Saturday, November 8, 2008

Getting Back to our Root.com



Lynette Clemetson, Managing Editor, The Root.com, came to our Interactive Journalism Class today.


"The Root" is owned by the Washington Post Company....politics, etc from a variety of black perspectives. The web is egalitarian, anyone can come to the root - everyone is welcome to the party, but you should know what you're getting when you come to the Root. I began at the root full time in January.

How did "The Root" happen?



The idea for the site grew out of conversations from Henry Louis Gates and Don Graham, of Washington Post - they're both men who like good-spirited debate. There were a lot of signals on the web that niche publishing was the way to go. Part of the strategy for Post was to experiment in targeted web sites. There was a changing demographic, post -civil rights, highly educated black market. The idea ...was a cool idea, right after launch it became an incredible idea. ....We've done a lot of politics this year, because the year demanded it. You figure out what your audience wants, what they demand.

Here we are this week with President elect Barack Obama. ....understanding how to find your voice and serve your audience...Don't do sports or entertainment....we're not BET or Black Planet....not Tom Joyner....those sites are by and large entertainment sites.

They tried and failed....



Many sites.....tried to emulate print - and didn't succeed. Mentions "Emerge" magazine and "Savoy" both tried to reach new black demographic. The models on the web lean toward entertainment because people were afraid you couldn't sustain serious on the web.

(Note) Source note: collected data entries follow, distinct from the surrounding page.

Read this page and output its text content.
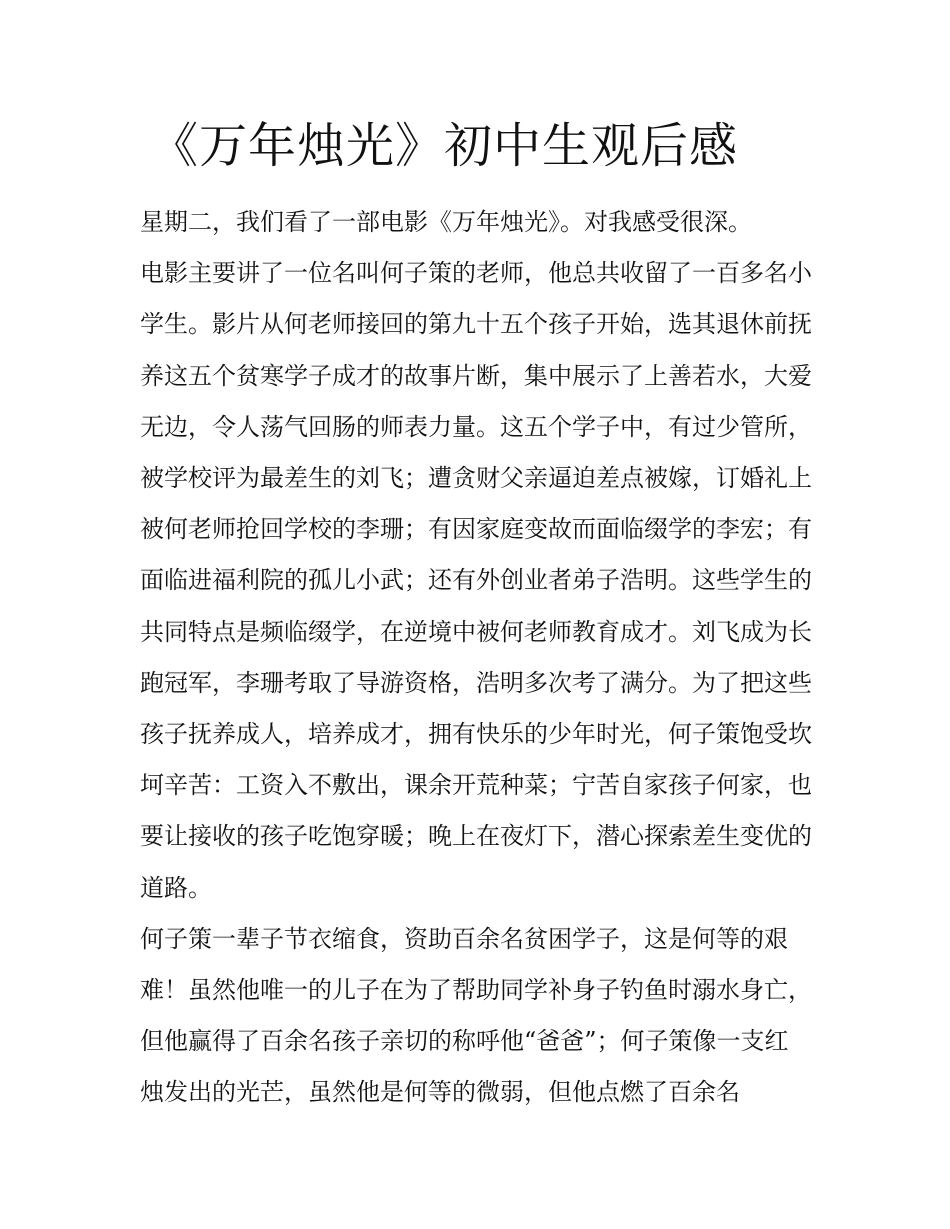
《万年烛光》初中生观后感

星期二，我们看了一部电影《万年烛光》。对我感受很深。

电影主要讲了一位名叫何子策的老师，他总共收留了一百多名小学生。影片从何老师接回的第九十五个孩子开始，选其退休前抚养这五个贫寒学子成才的故事片断，集中展示了上善若水，大爱无边，令人荡气回肠的师表力量。这五个学子中，有过少管所，被学校评为最差生的刘飞；遭贪财父亲逼迫差点被嫁，订婚礼上被何老师抢回学校的李珊；有因家庭变故而面临缀学的李宏；有面临进福利院的孤儿小武；还有外创业者弟子浩明。这些学生的共同特点是频临缀学，在逆境中被何老师教育成才。刘飞成为长跑冠军，李珊考取了导游资格，浩明多次考了满分。为了把这些孩子抚养成人，培养成才，拥有快乐的少年时光，何子策饱受坎坷辛苦：工资入不敷出，课余开荒种菜；宁苦自家孩子何家，也要让接收的孩子吃饱穿暖；晚上在夜灯下，潜心探索差生变优的道路。

何子策一辈子节衣缩食，资助百余名贫困学子，这是何等的艰难！虽然他唯一的儿子在为了帮助同学补身子钓鱼时溺水身亡，但他赢得了百余名孩子亲切的称呼他“爸爸”；何子策像一支红烛发出的光芒，虽然他是何等的微弱，但他点燃了百余名
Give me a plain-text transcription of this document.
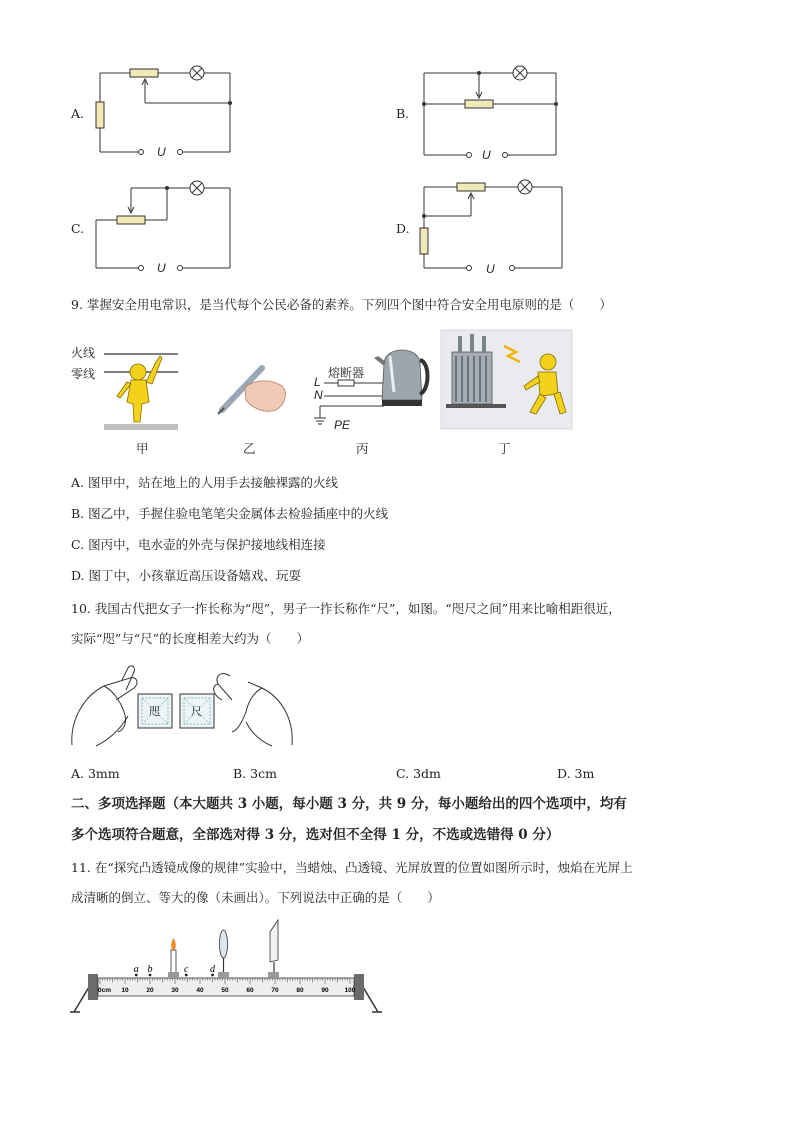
A.
U
B.
U
C.
U
D.
U
9. 掌握安全用电常识，是当代每个公民必备的素养。下列四个图中符合安全用电原则的是（　　）
火线
零线
甲	乙
熔断器
L
N
PE
丙	丁
A. 图甲中，站在地上的人用手去接触裸露的火线
B. 图乙中，手握住验电笔笔尖金属体去检验插座中的火线
C. 图丙中，电水壶的外壳与保护接地线相连接
D. 图丁中，小孩靠近高压设备嬉戏、玩耍
10. 我国古代把女子一拃长称为“咫”，男子一拃长称作“尺”，如图。“咫尺之间”用来比喻相距很近，
实际“咫”与“尺”的长度相差大约为（　　）
咫	尺
A. 3mm	B. 3cm	C. 3dm	D. 3m
二、多项选择题（本大题共 3 小题，每小题 3 分，共 9 分，每小题给出的四个选项中，均有
多个选项符合题意，全部选对得 3 分，选对但不全得 1 分，不选或选错得 0 分）
11. 在“探究凸透镜成像的规律”实验中，当蜡烛、凸透镜、光屏放置的位置如图所示时，烛焰在光屏上
成清晰的倒立、等大的像（未画出）。下列说法中正确的是（　　）
0cm 10	20	30	40	50	60	70	80	90 100
a b	c d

Celebrity and gossip are the way things are going....but we've had nice steady growth for a web site....surveyed readers, wanted more politics, books and health.

Shows us page, "5 Hairdos Obama Shouldn't Have".

We do have some fun.

(here looked at "Election 2008" on Root)

Says European papers wanted to reprint Henry Louis Gates column, "In Our Lifetime", bringing up interesting legal issues.

"Obama's Missing Fur Coat" story was mixing of pop culture and analysis.

Standard news piece - profile on Michele Obama, was Roots take on Michele. How do you bring a web prospective and "Root" prospective. Must understand clearly that you;'re not delivering news and shouldn't try to beat newspapers at their own game.

Quite frankly, if you look at the downturn in the industry, a lot of newspapers and cable channels don't have that many black reporters anymore.

We've benefited from the downturn in the business.

Who and What is "The Root?"



Who is "The Root". We are a start up and are very very small. There are five of us.
We have no reporters - we're an all freelance publication. We have regular writers, freelancers who write for us every week. A lot of our content - somebody e-mails us an interesting idea and we decide to run it. Sometimes we just take a pass because we call up somebody quickly and they can't do it.
"If somebody works for somebody else and has a job, we can only make so many demands. That is a weekly reality."

Most smaller websites do a significant portion of traffic from pushing it out and from those coming in sideways. We do a lot of ours...sideways. Regular readers of TR are a pretty thoughtful bunch. The pieces that you write generated toward your group, can get another response from another type of audience.

Root Founder



Henry Louis Gates column - if its picked up on MSNBC, can get pretty hateful comments. IN the end we decided people know what the web is and you have to foster conversation and have to foster views - it would be out of synch with the web to turn comments off.

I know some websites have a horrible time with this....don't know if we get a more educated readership, but we haven't had any instances yet of true abuse, where you have to ban someone from the site.

People who wander in, get tired, because its not their space, and they just go away. People like to talk to people who are just like themselves....

One of our regular writers....wrote a beautiful piece, and his mother read it, but she didn't get that when she was e-mailing him, that it wasn't a personal email. She didn't know she must posting comments to the entire web universe.

We're an opinion site - its commentary and analysis, so the same rules don't apply as to newspaper sites. Even the analysis comes with a first-person slant - its a website that delivers its content with voice. But there are a lot of reporters with full time jobs who write for us, Charlayne Hunter Gault...but it never crosses into opinion.

More Root: Jack White piece - "A Thank You Note to White Voters"



When people come to a site like ours, they want honest talk about what we are feeling. We debate, we don't rant. If someone sends in something that's a long screed, with no grain of argument, we'll pass.